I bassi numeri dell’approvazione rispecchiano la decisione del MoVimento 5 Stelle di non esprimersi sul disegno di legge, una decisione condivisa anche da Sinistra, Ecologia e Libertà.
Risparmi e lotta alla corruzione
Tra gli obiettivi del nuovo Codice, figurano la riduzione significativa delle stazioni appaltanti e l’introduzione di nuovi tetti di spesa a cui gli enti dovranno conformarsi.
Nello specifico, viene sancito il principio secondo cui i titolari di concessioni dovranno mettere sul mercato tutti gli interventi svolti nell’ambito della concessione che è loro propria. Una bella virata rispetto allo stato attuale, che prevede di appaltare almeno il 60 percento del valore complessivo.
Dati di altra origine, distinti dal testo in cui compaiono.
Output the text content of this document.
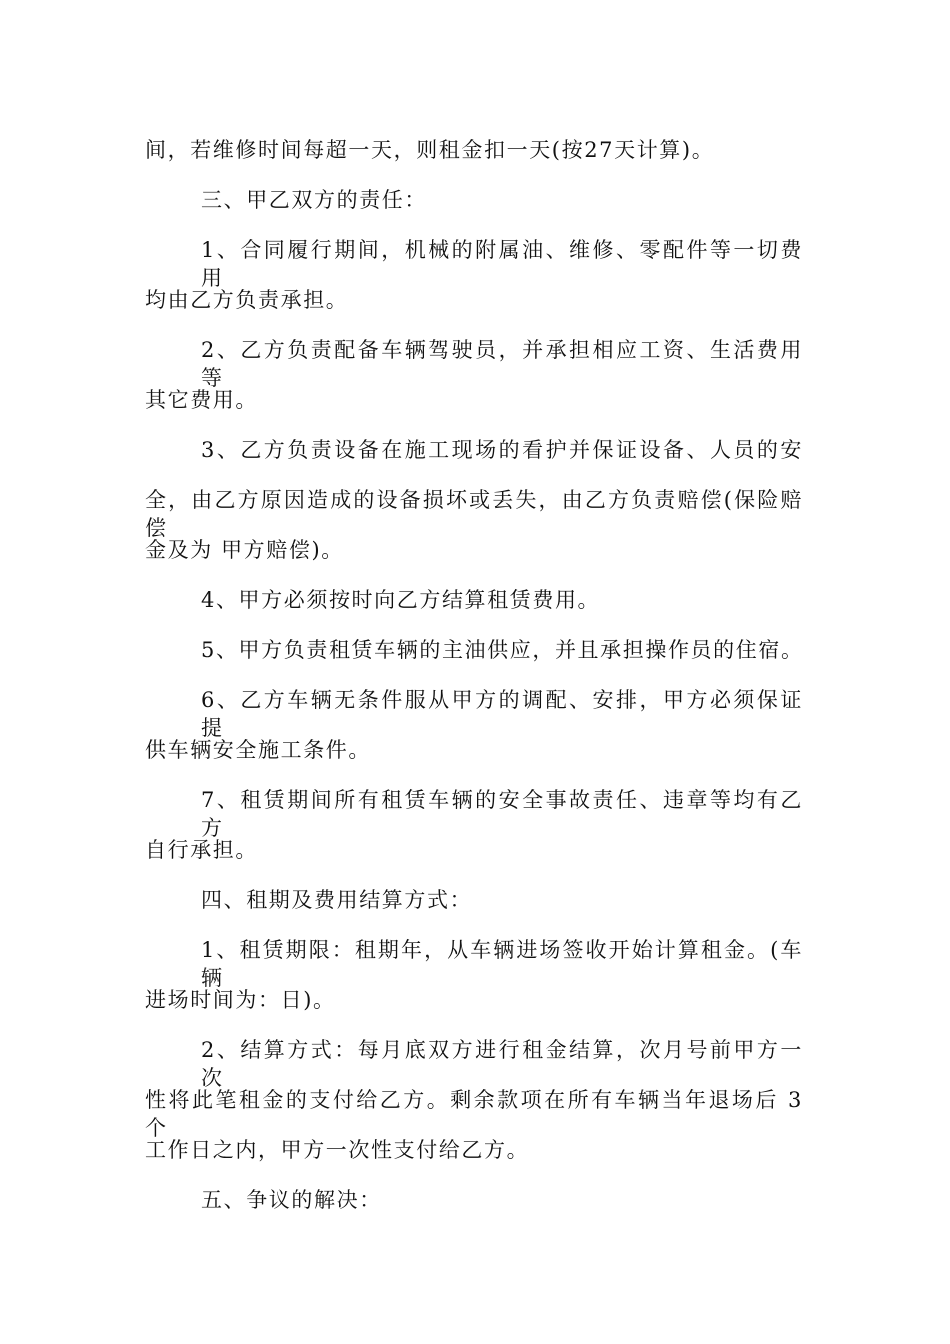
间，若维修时间每超一天，则租金扣一天(按27天计算)。
三、甲乙双方的责任：
1、合同履行期间，机械的附属油、维修、零配件等一切费用
均由乙方负责承担。
2、乙方负责配备车辆驾驶员，并承担相应工资、生活费用等
其它费用。
3、乙方负责设备在施工现场的看护并保证设备、人员的安
全，由乙方原因造成的设备损坏或丢失，由乙方负责赔偿(保险赔偿
金及为 甲方赔偿)。
4、甲方必须按时向乙方结算租赁费用。
5、甲方负责租赁车辆的主油供应，并且承担操作员的住宿。
6、乙方车辆无条件服从甲方的调配、安排，甲方必须保证提
供车辆安全施工条件。
7、租赁期间所有租赁车辆的安全事故责任、违章等均有乙方
自行承担。
四、租期及费用结算方式：
1、租赁期限：租期年，从车辆进场签收开始计算租金。(车辆
进场时间为：日)。
2、结算方式：每月底双方进行租金结算，次月号前甲方一次
性将此笔租金的支付给乙方。剩余款项在所有车辆当年退场后 3 个
工作日之内，甲方一次性支付给乙方。
五、争议的解决：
In aggiunta, le gare andranno completate a partire da lavori per 150mila euro.
Aumentano ancora le prerogative dell’Anac, l’autorità anticorruzione guidata dall’ex pm Raffaele Cantone, che si arroga il compito di indirizzare il mercato emanando circolari, principi di riferimenti e bandi-modello.
Frenata sugli appalti integrati, cioè l’abitudine di affidare lavoro e insieme anche la relativa progettazione. In questo modo, si punta a tutelare il lavoro degli studi professionali. Arrivano, da ultimo, costi standard sui lavoro da svolgere e un nuovo limite al massimo ribasso.
Nasce, con la riforma, l’albo nazionale dei commissari di gara, il cui scopo sarà quello di individuare responsabili proprio nelle zone d’ombra tra pubblico e privato.
Il Codice approvato in Senato attende ora il decisivo passaggio alla Camera. La sua formulazione riprende tre direttive europee in materia di appalti e concessioni e richiederà, una volta che il Codice sarà legge, la presentazione di un decreto delegato.